An interesting side note is whether British and Australian publications are poised to become what James Bennett might term "all-Anglosphere" publications, being able to act as conduits for debate and discussion from across the English-speaking world as well as the Anglophone elites in other states. And as I mentioned yesterday, if IPOs are moving to London, might not the intellectual capital be that far behind?
England is one alternative; India is another.
There has been a single-minded group think about foreign policy in America since the start of the drug war with its 'zero tolerance' propaganda that precludes actual open debate on both domestic and foreign policy implications of the $ 322 billion annual retail market for drugs. Terrorism funding and facilitation alone should be a topic of national debate.

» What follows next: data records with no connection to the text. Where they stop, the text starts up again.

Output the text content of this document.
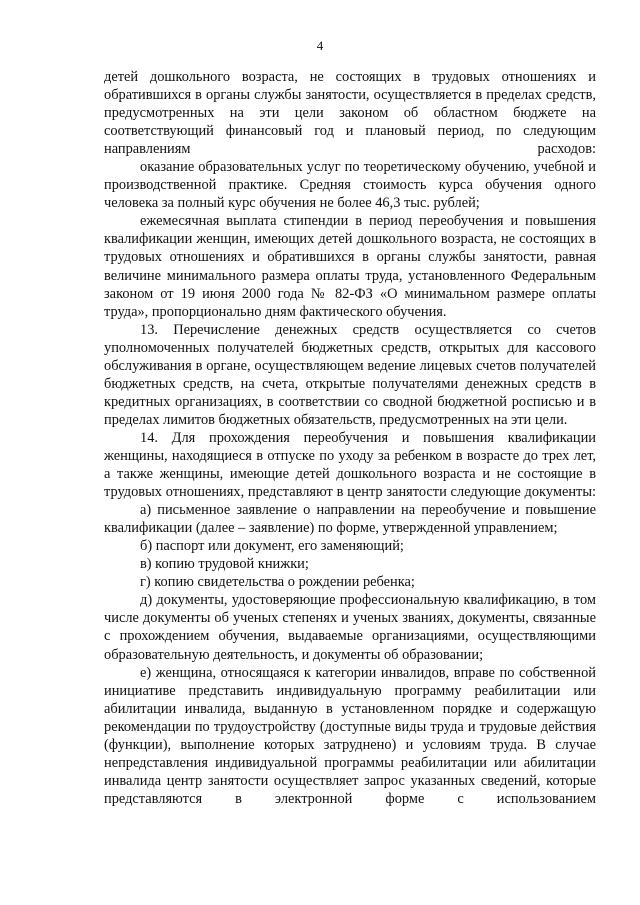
4

детей дошкольного возраста, не состоящих в трудовых отношениях и обратившихся в органы службы занятости, осуществляется в пределах средств, предусмотренных на эти цели законом об областном бюджете на соответствующий финансовый год и плановый период, по следующим направлениям расходов:

оказание образовательных услуг по теоретическому обучению, учебной и производственной практике. Средняя стоимость курса обучения одного человека за полный курс обучения не более 46,3 тыс. рублей;

ежемесячная выплата стипендии в период переобучения и повышения квалификации женщин, имеющих детей дошкольного возраста, не состоящих в трудовых отношениях и обратившихся в органы службы занятости, равная величине минимального размера оплаты труда, установленного Федеральным законом от 19 июня 2000 года № 82-ФЗ «О минимальном размере оплаты труда», пропорционально дням фактического обучения.

13. Перечисление денежных средств осуществляется со счетов уполномоченных получателей бюджетных средств, открытых для кассового обслуживания в органе, осуществляющем ведение лицевых счетов получателей бюджетных средств, на счета, открытые получателями денежных средств в кредитных организациях, в соответствии со сводной бюджетной росписью и в пределах лимитов бюджетных обязательств, предусмотренных на эти цели.

14. Для прохождения переобучения и повышения квалификации женщины, находящиеся в отпуске по уходу за ребенком в возрасте до трех лет, а также женщины, имеющие детей дошкольного возраста и не состоящие в трудовых отношениях, представляют в центр занятости следующие документы:

а) письменное заявление о направлении на переобучение и повышение квалификации (далее – заявление) по форме, утвержденной управлением;

б) паспорт или документ, его заменяющий;

в) копию трудовой книжки;

г) копию свидетельства о рождении ребенка;

д) документы, удостоверяющие профессиональную квалификацию, в том числе документы об ученых степенях и ученых званиях, документы, связанные с прохождением обучения, выдаваемые организациями, осуществляющими образовательную деятельность, и документы об образовании;

е) женщина, относящаяся к категории инвалидов, вправе по собственной инициативе представить индивидуальную программу реабилитации или абилитации инвалида, выданную в установленном порядке и содержащую рекомендации по трудоустройству (доступные виды труда и трудовые действия (функции), выполнение которых затруднено) и условиям труда. В случае непредставления индивидуальной программы реабилитации или абилитации инвалида центр занятости осуществляет запрос указанных сведений, которые представляются в электронной форме с использованием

largest source of terrorists' income.. illicit drug trade
Afghan opium crop increased by 40%
According to the "heroin" section of the 2006 Drug Threat Assessment of the U.S.-D.O.J., (PDF)
"....shortages in South American heroin availability would most likely result in an increase in Southwest Asian (Afghanistan) heroin distribution in U.S. drug markets"
"Creating chaos and instability"
The 2004 Congressional Research Service report to congress, "Illicit Drugs and the Terrorist Threat: Causal Links and Implications for Domestic Drug Control Policy" asserted that: "The international traffic in illicit drugs contributes to terrorist risk through at least five mechanisms: supplying cash, creating chaos and instability, supporting corruption, providing "cover" and sustaining common infrastructures for illicit activity, and competing for law enforcement and intelligence attention. Of these, cash and chaos are likely to be the two most important."
Our borders are a national security disaster area not because of worker immigrants but because the $ 144 annual U.S. retail drug market is so lucrative that it inspires entire industries dedicated to circumventing the best border security that we can buy.
The ultimate in asymmetric warfare is that alQaeda has been flooding the west with heroin for years to destabilize western culture.